O século XVI é considerado por diversos autores como o século de ouro da tipografia. No perfil das obras quinhentistas ganham dianteira as de carácter religioso, um dos temas mais abordados e glosados nesta época, como o caso de hagiografias, obras de devoção e liturgia, manuais de ascética e relatos de missionação, mas também temas de carácter histórico como sejam as crónicas dos reis, os textos legislativos, as obras de poesia, as gramáticas, as ortografias, etc.

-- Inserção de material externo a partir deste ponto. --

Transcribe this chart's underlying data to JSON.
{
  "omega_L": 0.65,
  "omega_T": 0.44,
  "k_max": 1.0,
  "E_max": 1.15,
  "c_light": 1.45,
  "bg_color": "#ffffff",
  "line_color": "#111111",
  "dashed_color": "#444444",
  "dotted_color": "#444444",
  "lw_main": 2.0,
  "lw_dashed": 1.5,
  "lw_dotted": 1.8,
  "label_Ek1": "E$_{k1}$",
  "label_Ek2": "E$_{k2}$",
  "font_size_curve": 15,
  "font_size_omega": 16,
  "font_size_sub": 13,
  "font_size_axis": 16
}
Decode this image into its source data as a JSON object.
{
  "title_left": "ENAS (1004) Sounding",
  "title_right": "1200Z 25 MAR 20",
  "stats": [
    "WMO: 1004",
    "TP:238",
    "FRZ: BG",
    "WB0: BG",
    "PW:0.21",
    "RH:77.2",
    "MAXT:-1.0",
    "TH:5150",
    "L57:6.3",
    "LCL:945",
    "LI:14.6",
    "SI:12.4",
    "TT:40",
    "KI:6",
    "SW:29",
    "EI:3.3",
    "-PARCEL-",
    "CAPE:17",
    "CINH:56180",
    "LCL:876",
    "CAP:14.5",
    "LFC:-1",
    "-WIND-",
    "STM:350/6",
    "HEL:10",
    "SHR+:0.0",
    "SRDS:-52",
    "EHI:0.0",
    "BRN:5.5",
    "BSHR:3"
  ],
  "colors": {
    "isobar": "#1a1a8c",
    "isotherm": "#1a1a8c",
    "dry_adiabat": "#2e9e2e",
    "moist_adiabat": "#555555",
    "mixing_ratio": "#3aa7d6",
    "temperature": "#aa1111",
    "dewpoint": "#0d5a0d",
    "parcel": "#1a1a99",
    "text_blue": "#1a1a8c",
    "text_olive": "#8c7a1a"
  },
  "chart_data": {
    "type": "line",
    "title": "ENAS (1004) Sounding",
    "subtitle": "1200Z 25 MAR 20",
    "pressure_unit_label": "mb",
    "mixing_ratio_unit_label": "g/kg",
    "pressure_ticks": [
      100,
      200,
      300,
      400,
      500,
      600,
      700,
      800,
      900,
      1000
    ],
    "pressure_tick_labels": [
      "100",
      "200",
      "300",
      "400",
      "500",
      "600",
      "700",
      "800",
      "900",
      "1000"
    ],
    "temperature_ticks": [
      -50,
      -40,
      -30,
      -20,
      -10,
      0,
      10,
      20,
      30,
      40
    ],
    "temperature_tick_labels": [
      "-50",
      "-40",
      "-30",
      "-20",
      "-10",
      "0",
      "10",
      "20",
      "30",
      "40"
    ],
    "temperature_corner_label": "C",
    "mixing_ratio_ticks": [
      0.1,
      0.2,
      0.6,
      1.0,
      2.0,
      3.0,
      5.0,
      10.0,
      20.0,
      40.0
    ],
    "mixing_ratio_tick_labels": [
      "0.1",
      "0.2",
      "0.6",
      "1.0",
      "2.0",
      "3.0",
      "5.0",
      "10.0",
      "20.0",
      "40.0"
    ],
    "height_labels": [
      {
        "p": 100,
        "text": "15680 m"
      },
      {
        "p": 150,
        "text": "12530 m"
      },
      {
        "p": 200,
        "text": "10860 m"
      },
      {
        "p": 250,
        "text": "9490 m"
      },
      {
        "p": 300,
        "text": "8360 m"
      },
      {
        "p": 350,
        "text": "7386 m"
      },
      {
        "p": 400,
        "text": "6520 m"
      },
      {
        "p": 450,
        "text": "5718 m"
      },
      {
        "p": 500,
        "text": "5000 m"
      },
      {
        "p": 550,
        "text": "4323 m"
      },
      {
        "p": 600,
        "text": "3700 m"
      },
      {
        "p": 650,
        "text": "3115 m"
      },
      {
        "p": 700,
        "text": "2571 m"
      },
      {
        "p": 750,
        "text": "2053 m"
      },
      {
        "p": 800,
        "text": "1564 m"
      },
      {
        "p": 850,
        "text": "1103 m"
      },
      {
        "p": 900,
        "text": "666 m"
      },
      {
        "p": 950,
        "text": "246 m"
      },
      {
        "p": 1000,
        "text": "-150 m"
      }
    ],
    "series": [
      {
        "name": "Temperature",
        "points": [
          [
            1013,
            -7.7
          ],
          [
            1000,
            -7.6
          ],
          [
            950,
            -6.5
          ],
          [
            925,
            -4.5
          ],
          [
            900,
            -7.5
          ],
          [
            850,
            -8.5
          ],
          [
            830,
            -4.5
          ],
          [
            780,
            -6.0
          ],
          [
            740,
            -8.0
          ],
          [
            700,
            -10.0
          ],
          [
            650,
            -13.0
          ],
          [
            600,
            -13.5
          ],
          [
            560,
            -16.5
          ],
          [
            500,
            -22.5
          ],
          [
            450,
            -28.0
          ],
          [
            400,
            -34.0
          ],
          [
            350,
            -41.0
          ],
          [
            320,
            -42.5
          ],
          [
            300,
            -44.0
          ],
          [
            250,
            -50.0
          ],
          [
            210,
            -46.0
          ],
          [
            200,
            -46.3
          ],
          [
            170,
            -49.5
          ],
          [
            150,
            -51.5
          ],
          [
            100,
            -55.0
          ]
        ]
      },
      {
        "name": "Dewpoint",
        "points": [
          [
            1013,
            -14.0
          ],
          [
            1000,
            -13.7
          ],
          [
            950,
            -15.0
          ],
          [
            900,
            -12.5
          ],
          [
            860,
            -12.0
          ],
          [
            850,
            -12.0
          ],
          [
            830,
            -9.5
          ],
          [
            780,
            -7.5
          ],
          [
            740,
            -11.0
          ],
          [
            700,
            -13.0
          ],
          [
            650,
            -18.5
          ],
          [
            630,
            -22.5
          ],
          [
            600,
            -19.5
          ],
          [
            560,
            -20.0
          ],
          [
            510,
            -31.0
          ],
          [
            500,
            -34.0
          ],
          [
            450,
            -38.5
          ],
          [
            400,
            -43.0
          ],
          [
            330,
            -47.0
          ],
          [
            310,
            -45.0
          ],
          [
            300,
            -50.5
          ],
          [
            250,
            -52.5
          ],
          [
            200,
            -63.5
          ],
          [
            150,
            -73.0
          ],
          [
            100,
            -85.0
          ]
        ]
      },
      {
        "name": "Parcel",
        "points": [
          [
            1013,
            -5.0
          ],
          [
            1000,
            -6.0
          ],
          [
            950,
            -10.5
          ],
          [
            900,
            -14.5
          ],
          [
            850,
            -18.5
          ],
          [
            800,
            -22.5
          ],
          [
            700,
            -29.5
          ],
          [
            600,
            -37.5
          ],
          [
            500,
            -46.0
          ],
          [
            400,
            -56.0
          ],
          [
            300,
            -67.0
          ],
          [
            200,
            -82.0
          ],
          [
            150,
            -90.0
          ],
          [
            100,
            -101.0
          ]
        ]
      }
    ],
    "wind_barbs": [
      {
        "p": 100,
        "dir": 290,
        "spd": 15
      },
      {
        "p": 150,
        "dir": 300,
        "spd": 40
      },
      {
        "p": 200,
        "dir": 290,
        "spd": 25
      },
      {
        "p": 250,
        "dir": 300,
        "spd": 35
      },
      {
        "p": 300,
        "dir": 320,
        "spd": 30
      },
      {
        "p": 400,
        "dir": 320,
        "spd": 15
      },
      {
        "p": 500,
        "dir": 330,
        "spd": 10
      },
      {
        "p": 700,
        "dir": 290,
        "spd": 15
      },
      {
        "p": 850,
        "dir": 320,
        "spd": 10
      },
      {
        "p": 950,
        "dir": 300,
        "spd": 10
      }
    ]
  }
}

Os livros multiplicaram-se, tornaram-se menos imponentes, a reprodução textual tornou-se mais fiel, conduzindo à criação das então chamadas “livrarias” (sinónimo de “biblioteca”, entendido como coleção de livros), por parte de particulares amadores e não mais apenas circunscrito às casas reais, conventos e instituições de estudo e saber como o caso dos colégios e universidades.

O desejo de colecionar determinados livros por circunstâncias especiais ligadas à sua publicação, como a sua raridade, incentivou, também, o comércio de livros; sendo que, neste período, surgem, igualmente, novas técnicas e materiais de encadernação. Acontece que os livros nem sempre eram encadernados pelo editor, após a impressão estar finalizada. Muitas vezes eram expedidos em tonéis de uma cidade para outra, para serem encadernados ao gosto do próprio encadernador. Algumas encadernações passam a ser feitas em “ateliers” especializados, que trabalhavam por encomenda de mecenas, bibliófilos e colecionadores. Os livros tornaram-se personalizados, passando-se a exaltar o nome do proprietário, ou com um emblema ou divisa e motivos heráldicos no centro do livro, geralmente em forma de emblema ou medalhão e alusivos ao proprietário ou à entidade que os detinha.

 

Encadernação com super-libros armas do Reino de Portugal.

(Armas reais sobre panóplia de estandartes)

(Coleção do autor)

 

«Nos casos simples, uma encadernação armoriada, uma assinatura, um ex-libris, uma anotação feita por um livreiro ou leiloeiro, indicando de quem o adquiriu e em que catálogo está descrito, servem para autenticar a origem. Em outros casos o tipo da encadernação, igual ao que usava sabidamente um colecionador, certas marcas manuscritas que serviam para localizar livros, certas particularidades semelhantes às encontradas em outras obras, cujo dono é conhecido, são elementos que servem para se identificar uma peça como tendo pertencido a uma determinada coleção.»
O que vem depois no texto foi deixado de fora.